Jamie Dimon’s latest decree, ‘get back to the office, no exceptions,’ landed with all the grace of a lead balloon. Employees fumed, petitions circulated, and yet, the message was clear: Remote work is over. Get in line.
Whether you love or hate his take, the reality is that many companies are following suit. The Great Return is happening.
But let’s be real, forcing people back into the office doesn’t magically fix collaboration. If anything, it amplifies the dysfunction. All those bad meetings? The ones where people multitask, zone out, and leave without a single decision made? They weren’t better in person. In fact, they might have been worse.
Meetings Were Broken Before Zoom
We love to roast virtual meetings. Yes, people check email, browse Reddit, or, let’s be honest, walk their dog while half-listening to a quarterly review. But if you think office meetings were some beacon of efficiency, think again.
Ever sat in a conference room while a Managing Director rambled through 50 PowerPoint slides? Ever watched a decision die on the vine because the loudest voice in the room steamrolled everyone else? Ever played the game where a team meeting happens, notes get sent, and somehow every person remembers a different version of what was decided?
Yeah, me too.
The problem has never been remote vs. in-office. The problem is how we run meetings, period. And if companies are going to force people back into buildings, they owe them something better.
In previous blogs like The Great Meeting Delusion and Why Methods Matter More than Agenda, I’ve highlighted the staggering number of hours lost in meetings and the disconnect between senior leaders’ beliefs and the reality of their value. Forcing people back to the office in the name of “face time” won’t fix this, if anything, it might make it worse.
The $100K Question: If Meetings Were Optional, Would Anyone Show Up?
Let’s do a thought experiment. Imagine every meeting on your calendar was optional.

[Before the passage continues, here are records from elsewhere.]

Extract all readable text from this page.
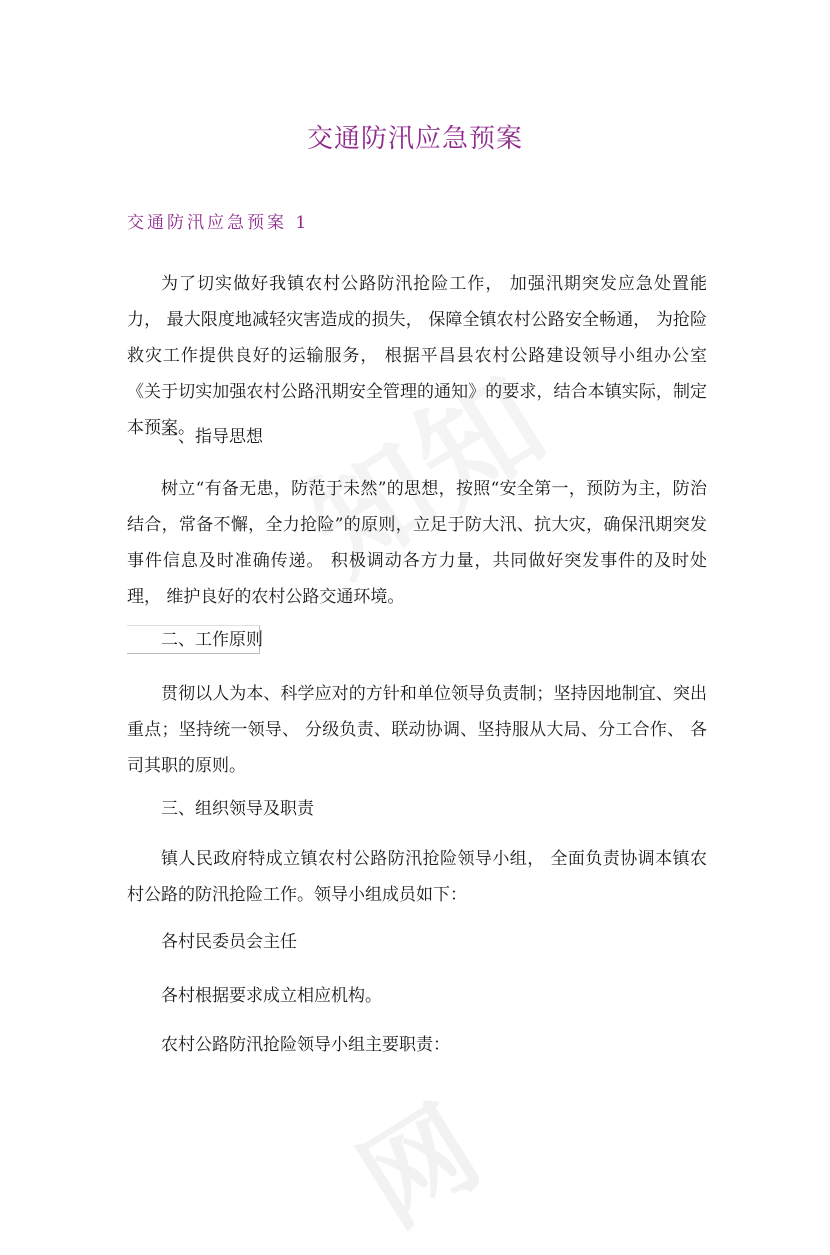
网
交通防汛应急预案
交通防汛应急预案 1
为了切实做好我镇农村公路防汛抢险工作， 加强汛期突发应急处置能力， 最大限度地减轻灾害造成的损失， 保障全镇农村公路安全畅通， 为抢险救灾工作提供良好的运输服务， 根据平昌县农村公路建设领导小组办公室《关于切实加强农村公路汛期安全管理的通知》的要求，结合本镇实际，制定本预案。
一、指导思想
树立“有备无患，防范于未然”的思想，按照“安全第一，预防为主，防治结合，常备不懈，全力抢险”的原则，立足于防大汛、抗大灾，确保汛期突发事件信息及时准确传递。 积极调动各方力量，共同做好突发事件的及时处理， 维护良好的农村公路交通环境。
二、工作原则
贯彻以人为本、科学应对的方针和单位领导负责制；坚持因地制宜、突出重点；坚持统一领导、 分级负责、联动协调、坚持服从大局、分工合作、 各司其职的原则。
三、组织领导及职责
镇人民政府特成立镇农村公路防汛抢险领导小组， 全面负责协调本镇农村公路的防汛抢险工作。领导小组成员如下：
各村民委员会主任
各村根据要求成立相应机构。
农村公路防汛抢险领导小组主要职责：
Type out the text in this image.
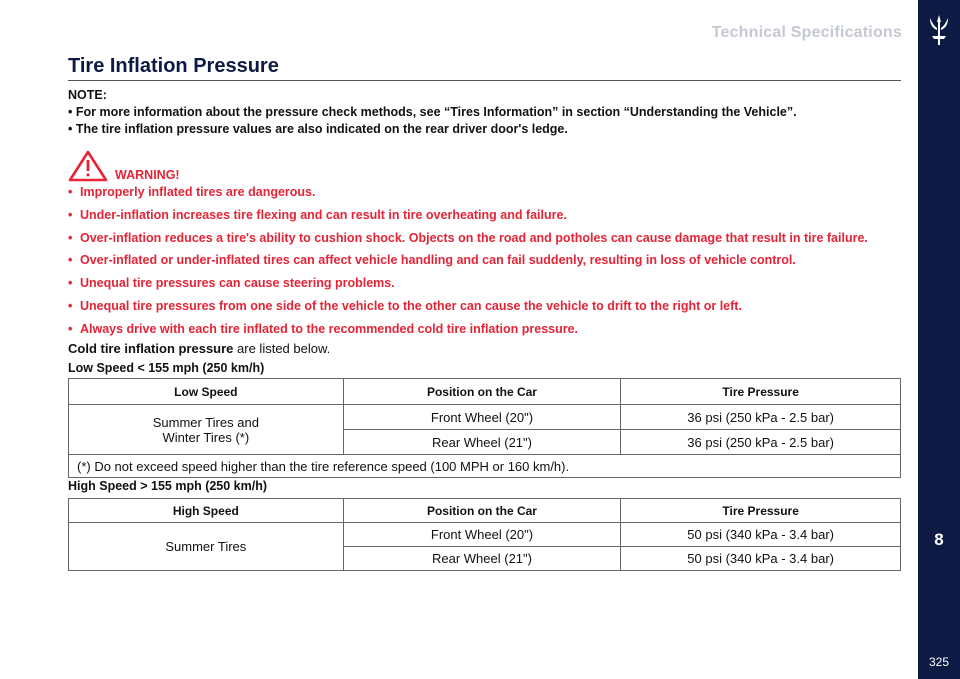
Technical Specifications
8
325
Tire Inflation Pressure
NOTE:
• For more information about the pressure check methods, see “Tires Information” in section “Understanding the Vehicle”.
• The tire inflation pressure values are also indicated on the rear driver door's ledge.
WARNING!
• Improperly inflated tires are dangerous.
• Under-inflation increases tire flexing and can result in tire overheating and failure.
• Over-inflation reduces a tire's ability to cushion shock. Objects on the road and potholes can cause damage that result in tire failure.
• Over-inflated or under-inflated tires can affect vehicle handling and can fail suddenly, resulting in loss of vehicle control.
• Unequal tire pressures can cause steering problems.
• Unequal tire pressures from one side of the vehicle to the other can cause the vehicle to drift to the right or left.
• Always drive with each tire inflated to the recommended cold tire inflation pressure.
Cold tire inflation pressure are listed below.
Low Speed < 155 mph (250 km/h)
Low Speed	Position on the Car	Tire Pressure

Summer Tires and
Winter Tires (*)	Front Wheel (20")	36 psi (250 kPa - 2.5 bar)
	Rear Wheel (21")	36 psi (250 kPa - 2.5 bar)
(*) Do not exceed speed higher than the tire reference speed (100 MPH or 160 km/h).		
High Speed > 155 mph (250 km/h)
High Speed	Position on the Car	Tire Pressure
Summer Tires	Front Wheel (20")	50 psi (340 kPa - 3.4 bar)
	Rear Wheel (21")	50 psi (340 kPa - 3.4 bar)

Not in the vague “feel free to decline” way, but literally:
- No political fallout for skipping.
- No passive-aggressive ‘just checking if you saw my invite’ Slacks.
- You only go if you know it will be worth your time.
How many would you still attend?
That’s the benchmark. If people wouldn’t willingly show up, why the hell are we scheduling them in the first place?
Here’s what few leaders will admit: remote work actually exposed meeting problems that were hiding in plain sight for decades. When everyone was forced onto video calls, the dysfunction became impossible to ignore. The awkward silences. The meandering discussions. The lack of clear outcomes. Suddenly, these problems were magnified and measurable. The ‘return to office’ push isn’t just about collaboration, it’s partly an attempt to sweep these fundamental workflow issues back under the carpet where they’ve always been. But we now know better.
The Opportunity: Rebuild Meetings from Scratch
Dimon and every other executive forcing the in-office return has a choice:
- Drag people back into the same outdated, inefficient meeting culture.
- Use this moment to reinvent how work actually gets done together.
Because right now, the meeting model is broken in three fundamental ways:
1. Meetings Are a Stage for the Loudest, Not the Smartest
- The same people dominate every discussion.
- Introverts, deep thinkers, and dissenters get drowned out.
- Good ideas die because they don’t fit the immediate momentum.
The Fix: Silent Brainstorming → Every idea gets captured before the discussion starts. No more performative thinking. No more steamrollers.
2. Meetings Are Where Decisions Go to Die
- “Let’s circle back.”
- “We need more data.”
- “Let’s take this offline.”
Translation? Nothing happens. And we wonder why projects take forever.
The Fix: Decision Mapping → Before the meeting starts, everyone knows:
- What’s being decided.
- Who has the authority to decide.
- What happens next.
If none of those are clear? Cancel the meeting.
3. Meeting Outcomes Are a Game of Telephone
- One person takes notes.
- Half the room tunes out.
- A week later, nobody agrees on what was decided.
The Fix: Live Documentation → Every meeting produces a single, public source of truth. No more “I thought we agreed…” confusion. No more wasted follow-ups.
Make Meetings So Good, People Want to Show Up
Companies are pouring billions into office real estate, hoping shiny buildings and free snacks will lure people back. But if meetings still suck, none of that matters.
You want people excited about the office? Make it the place where real work happens. Where decisions get made. Where ideas actually move forward.
If that’s the future, I’d show up for that. Wouldn’t you?